UK company will not take US business and is to set up reclaim communications

After at least three weeks of negotiations with the US Department of Justice, the UK gambling group BetonSports has reached a settlement of its US online gambling issue. 

U.S. Attorney Catherine Hanaway agreed the settlement Thursday this week which permanently bars the London-based company from accepting any bets from the United States. The settlement ends a massive civil case Hanaway filed this summer. 

The settlement also requires BetOnSports to open a toll-free telephone service to inform bettors how they can reclaim wagers pending before the suit was filed. 

U.S. District Judge Carol Jackson signed an order in St. Louis enforcing the accord, ending four months of litigation and weeks of speculation after the company and the government first said they were close to settling. Her order was accompanied by a consent agreement signed by lawyers for Betonsports and the Justice Department.  

"The defendant has no legally recognizable right to operate in the United States,'' Jackson wrote in the order, posted on the court's Web site. It is illegal to bet on a sporting event using an interstate phone line, the judge noted. 

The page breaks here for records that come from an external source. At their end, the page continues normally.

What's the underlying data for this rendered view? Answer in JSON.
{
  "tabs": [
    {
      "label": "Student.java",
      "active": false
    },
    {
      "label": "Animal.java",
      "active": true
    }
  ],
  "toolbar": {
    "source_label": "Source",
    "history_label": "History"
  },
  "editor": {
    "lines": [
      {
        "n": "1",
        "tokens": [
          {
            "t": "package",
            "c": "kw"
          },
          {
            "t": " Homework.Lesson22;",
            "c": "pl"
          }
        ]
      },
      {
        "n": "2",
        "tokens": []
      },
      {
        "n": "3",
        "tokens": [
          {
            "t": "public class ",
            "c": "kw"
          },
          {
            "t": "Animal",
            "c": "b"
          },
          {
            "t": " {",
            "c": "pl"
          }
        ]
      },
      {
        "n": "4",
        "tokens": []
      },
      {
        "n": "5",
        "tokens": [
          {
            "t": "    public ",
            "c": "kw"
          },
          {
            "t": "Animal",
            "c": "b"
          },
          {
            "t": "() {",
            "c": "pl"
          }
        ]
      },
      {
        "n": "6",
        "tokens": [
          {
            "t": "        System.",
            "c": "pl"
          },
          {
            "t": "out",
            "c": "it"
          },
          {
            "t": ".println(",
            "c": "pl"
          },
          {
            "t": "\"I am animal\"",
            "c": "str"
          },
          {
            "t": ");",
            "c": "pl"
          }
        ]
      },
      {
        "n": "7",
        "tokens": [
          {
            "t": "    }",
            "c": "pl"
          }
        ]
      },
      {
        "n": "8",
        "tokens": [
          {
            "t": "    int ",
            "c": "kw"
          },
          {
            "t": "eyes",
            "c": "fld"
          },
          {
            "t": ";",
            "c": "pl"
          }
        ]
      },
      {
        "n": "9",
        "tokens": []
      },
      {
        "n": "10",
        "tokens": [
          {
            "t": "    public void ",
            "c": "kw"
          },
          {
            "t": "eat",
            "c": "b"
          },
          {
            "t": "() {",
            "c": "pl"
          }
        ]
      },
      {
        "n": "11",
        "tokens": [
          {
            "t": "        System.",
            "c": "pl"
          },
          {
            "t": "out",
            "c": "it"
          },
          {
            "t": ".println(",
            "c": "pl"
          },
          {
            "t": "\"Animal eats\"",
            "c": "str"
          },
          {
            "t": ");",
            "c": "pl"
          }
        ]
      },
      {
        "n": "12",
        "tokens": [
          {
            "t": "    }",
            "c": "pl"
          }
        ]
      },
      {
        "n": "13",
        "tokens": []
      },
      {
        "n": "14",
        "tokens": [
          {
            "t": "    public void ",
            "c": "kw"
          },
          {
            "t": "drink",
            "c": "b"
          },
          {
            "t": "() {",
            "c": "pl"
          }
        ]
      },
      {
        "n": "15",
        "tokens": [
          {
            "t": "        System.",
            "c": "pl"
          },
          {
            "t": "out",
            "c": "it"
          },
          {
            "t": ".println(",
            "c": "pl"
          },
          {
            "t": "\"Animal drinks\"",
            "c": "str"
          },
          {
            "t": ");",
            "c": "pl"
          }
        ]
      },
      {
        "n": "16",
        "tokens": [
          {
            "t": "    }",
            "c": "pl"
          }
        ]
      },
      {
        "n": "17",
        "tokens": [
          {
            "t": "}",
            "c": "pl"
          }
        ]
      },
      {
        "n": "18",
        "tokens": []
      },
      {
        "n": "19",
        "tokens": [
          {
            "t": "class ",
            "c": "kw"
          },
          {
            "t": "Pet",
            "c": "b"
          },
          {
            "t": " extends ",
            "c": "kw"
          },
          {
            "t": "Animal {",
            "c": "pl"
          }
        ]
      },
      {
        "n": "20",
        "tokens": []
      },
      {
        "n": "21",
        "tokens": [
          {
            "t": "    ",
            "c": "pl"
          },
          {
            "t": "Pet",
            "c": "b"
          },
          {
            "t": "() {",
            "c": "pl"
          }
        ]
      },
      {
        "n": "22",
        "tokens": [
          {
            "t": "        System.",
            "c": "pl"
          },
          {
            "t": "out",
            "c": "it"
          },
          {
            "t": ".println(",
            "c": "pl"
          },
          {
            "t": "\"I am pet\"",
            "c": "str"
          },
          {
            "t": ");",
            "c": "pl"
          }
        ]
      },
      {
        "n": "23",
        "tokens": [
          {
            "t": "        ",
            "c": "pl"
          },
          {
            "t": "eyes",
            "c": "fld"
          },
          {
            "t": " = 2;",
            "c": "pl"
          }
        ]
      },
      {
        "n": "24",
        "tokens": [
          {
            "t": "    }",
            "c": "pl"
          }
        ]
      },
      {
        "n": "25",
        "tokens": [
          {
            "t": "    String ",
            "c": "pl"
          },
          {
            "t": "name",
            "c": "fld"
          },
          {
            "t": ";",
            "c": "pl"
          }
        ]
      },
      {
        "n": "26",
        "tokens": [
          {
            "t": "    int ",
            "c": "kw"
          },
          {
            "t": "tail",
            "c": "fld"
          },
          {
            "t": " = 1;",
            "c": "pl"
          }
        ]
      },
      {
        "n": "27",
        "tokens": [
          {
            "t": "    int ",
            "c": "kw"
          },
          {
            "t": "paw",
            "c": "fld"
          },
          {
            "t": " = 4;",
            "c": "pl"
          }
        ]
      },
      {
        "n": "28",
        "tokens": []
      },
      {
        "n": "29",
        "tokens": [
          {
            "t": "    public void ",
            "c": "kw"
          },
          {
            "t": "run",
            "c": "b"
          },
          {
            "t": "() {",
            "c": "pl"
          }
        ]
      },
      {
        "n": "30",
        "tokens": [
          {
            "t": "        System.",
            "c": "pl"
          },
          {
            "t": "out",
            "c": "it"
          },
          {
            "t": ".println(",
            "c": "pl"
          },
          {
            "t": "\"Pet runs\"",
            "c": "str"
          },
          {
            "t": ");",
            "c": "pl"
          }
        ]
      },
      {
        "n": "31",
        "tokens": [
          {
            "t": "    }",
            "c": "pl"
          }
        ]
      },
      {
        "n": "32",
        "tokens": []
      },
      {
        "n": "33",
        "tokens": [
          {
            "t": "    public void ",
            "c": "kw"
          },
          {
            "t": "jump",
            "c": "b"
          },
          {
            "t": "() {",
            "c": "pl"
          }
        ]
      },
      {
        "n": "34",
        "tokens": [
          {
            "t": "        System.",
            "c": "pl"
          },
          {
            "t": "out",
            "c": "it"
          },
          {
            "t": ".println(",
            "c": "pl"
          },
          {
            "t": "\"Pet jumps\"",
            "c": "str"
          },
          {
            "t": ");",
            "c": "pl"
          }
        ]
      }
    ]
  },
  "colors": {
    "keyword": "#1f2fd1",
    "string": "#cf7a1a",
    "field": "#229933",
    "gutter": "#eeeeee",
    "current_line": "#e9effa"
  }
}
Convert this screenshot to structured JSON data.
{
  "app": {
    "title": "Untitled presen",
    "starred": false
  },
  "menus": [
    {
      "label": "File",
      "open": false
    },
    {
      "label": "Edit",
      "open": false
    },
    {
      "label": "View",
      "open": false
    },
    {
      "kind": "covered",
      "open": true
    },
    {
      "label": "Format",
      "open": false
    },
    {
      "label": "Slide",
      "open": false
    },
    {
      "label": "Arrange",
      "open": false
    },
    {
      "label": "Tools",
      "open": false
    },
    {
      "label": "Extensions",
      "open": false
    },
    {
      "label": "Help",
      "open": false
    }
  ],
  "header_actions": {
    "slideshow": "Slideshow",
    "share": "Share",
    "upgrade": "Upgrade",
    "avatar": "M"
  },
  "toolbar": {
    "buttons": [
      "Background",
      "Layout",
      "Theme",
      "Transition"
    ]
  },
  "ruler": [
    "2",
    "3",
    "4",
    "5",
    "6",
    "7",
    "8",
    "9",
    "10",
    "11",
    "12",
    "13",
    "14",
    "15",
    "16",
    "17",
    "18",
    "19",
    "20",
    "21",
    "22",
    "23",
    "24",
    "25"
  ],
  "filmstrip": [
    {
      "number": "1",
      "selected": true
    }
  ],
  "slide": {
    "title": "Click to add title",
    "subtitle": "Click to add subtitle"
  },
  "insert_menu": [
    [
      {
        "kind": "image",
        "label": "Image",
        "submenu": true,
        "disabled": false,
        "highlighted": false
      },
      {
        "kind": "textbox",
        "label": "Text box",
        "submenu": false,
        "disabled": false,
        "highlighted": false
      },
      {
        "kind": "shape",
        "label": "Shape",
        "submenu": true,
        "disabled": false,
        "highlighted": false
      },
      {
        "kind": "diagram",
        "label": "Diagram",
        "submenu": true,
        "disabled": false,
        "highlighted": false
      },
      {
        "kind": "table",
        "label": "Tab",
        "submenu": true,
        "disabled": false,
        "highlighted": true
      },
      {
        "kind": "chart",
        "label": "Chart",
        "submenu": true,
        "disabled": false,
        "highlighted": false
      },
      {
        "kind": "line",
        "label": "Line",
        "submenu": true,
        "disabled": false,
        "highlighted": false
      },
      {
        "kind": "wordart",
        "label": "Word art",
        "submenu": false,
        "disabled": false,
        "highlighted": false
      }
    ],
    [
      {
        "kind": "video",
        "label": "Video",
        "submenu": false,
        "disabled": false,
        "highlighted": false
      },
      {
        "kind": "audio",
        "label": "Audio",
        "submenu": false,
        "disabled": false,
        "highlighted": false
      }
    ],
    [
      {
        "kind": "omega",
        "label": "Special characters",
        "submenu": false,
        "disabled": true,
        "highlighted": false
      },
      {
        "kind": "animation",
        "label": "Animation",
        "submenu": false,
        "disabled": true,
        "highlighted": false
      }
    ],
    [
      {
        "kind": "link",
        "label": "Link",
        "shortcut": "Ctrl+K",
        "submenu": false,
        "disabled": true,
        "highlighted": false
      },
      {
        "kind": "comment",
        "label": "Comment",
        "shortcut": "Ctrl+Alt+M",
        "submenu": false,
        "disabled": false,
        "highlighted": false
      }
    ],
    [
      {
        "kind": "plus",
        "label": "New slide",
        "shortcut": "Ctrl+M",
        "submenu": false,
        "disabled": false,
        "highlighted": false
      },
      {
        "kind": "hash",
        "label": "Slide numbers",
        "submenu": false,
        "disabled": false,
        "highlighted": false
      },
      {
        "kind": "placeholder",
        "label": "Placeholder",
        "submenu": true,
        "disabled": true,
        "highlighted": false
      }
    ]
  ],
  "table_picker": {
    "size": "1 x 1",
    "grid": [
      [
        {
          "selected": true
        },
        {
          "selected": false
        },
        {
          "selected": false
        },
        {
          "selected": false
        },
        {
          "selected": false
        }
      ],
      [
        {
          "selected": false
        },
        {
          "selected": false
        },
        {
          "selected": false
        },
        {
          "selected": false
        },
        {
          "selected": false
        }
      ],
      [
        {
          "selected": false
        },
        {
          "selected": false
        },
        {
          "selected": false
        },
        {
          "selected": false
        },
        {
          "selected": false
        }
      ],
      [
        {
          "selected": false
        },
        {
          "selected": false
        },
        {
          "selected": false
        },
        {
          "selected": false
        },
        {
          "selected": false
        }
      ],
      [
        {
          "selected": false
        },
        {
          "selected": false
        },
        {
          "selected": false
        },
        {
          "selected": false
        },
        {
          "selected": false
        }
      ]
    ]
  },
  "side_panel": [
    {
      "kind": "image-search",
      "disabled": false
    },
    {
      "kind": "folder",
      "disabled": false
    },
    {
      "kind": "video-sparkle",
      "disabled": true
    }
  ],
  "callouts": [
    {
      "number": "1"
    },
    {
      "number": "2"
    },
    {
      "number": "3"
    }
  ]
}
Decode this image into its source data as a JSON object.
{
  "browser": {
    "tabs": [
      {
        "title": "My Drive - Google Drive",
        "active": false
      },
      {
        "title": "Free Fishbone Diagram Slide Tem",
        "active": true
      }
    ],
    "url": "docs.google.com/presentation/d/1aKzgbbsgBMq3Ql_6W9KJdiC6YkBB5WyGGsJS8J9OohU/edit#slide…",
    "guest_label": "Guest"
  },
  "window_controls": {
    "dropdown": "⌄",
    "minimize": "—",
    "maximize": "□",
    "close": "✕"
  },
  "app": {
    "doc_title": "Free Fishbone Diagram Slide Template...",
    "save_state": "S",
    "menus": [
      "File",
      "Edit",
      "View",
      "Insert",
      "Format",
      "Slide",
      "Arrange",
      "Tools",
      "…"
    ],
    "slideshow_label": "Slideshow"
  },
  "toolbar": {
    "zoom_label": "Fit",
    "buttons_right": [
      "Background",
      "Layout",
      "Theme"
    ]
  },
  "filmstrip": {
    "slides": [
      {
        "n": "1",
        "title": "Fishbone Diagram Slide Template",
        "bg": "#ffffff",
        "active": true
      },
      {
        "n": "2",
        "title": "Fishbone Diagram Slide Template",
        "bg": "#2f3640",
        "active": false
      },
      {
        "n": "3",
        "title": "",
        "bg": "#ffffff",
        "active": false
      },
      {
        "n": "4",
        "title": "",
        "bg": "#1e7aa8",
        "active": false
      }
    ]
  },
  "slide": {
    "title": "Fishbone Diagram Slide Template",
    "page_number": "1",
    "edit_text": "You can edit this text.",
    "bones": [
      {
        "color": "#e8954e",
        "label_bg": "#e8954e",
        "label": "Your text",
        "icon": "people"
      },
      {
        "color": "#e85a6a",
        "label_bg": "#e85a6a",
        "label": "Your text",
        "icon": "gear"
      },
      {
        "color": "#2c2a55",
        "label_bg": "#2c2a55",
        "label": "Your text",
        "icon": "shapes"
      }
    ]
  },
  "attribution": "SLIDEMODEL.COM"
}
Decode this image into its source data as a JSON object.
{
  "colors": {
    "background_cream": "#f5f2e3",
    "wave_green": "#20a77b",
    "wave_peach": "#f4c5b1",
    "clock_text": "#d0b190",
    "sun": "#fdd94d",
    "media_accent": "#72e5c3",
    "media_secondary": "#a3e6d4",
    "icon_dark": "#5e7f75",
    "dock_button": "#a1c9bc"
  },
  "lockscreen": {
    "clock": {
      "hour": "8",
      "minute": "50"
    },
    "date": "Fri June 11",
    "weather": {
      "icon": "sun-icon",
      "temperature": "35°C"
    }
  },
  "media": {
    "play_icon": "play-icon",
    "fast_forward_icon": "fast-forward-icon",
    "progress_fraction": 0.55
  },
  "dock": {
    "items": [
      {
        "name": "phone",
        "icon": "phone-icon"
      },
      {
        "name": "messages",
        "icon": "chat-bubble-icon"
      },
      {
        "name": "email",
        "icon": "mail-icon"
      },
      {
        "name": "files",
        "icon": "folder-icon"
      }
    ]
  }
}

Betonsports took in $1.25 billion in wagers in 2004, 98 percent of which was sports bets placed by U.S. gamblers using Betonsports' Web sites and American phone lines, Jackson's order revealed.  

Betonsports didn't admit wrongdoing, the order said.  

Betonsports spokesman Kevin Smith declined to comment immediately on the court order.
 
The order didn't address the pending criminal racketeering case against the company and 11 men and women including founder Gary Kaplan; former Chief Executive Officer David Carruthers; Kaplan's brother Neil; and a sister, Lori Kaplan Multz.  

Carruthers was arrested in July as he changed planes at a Dallas airport. He has been under house arrest in St. Louis since pleading not guilty July 31. Neil Kaplan, Multz and five other defendants also pleaded not guilty.  

Gary Kaplan hasn't been apprehended.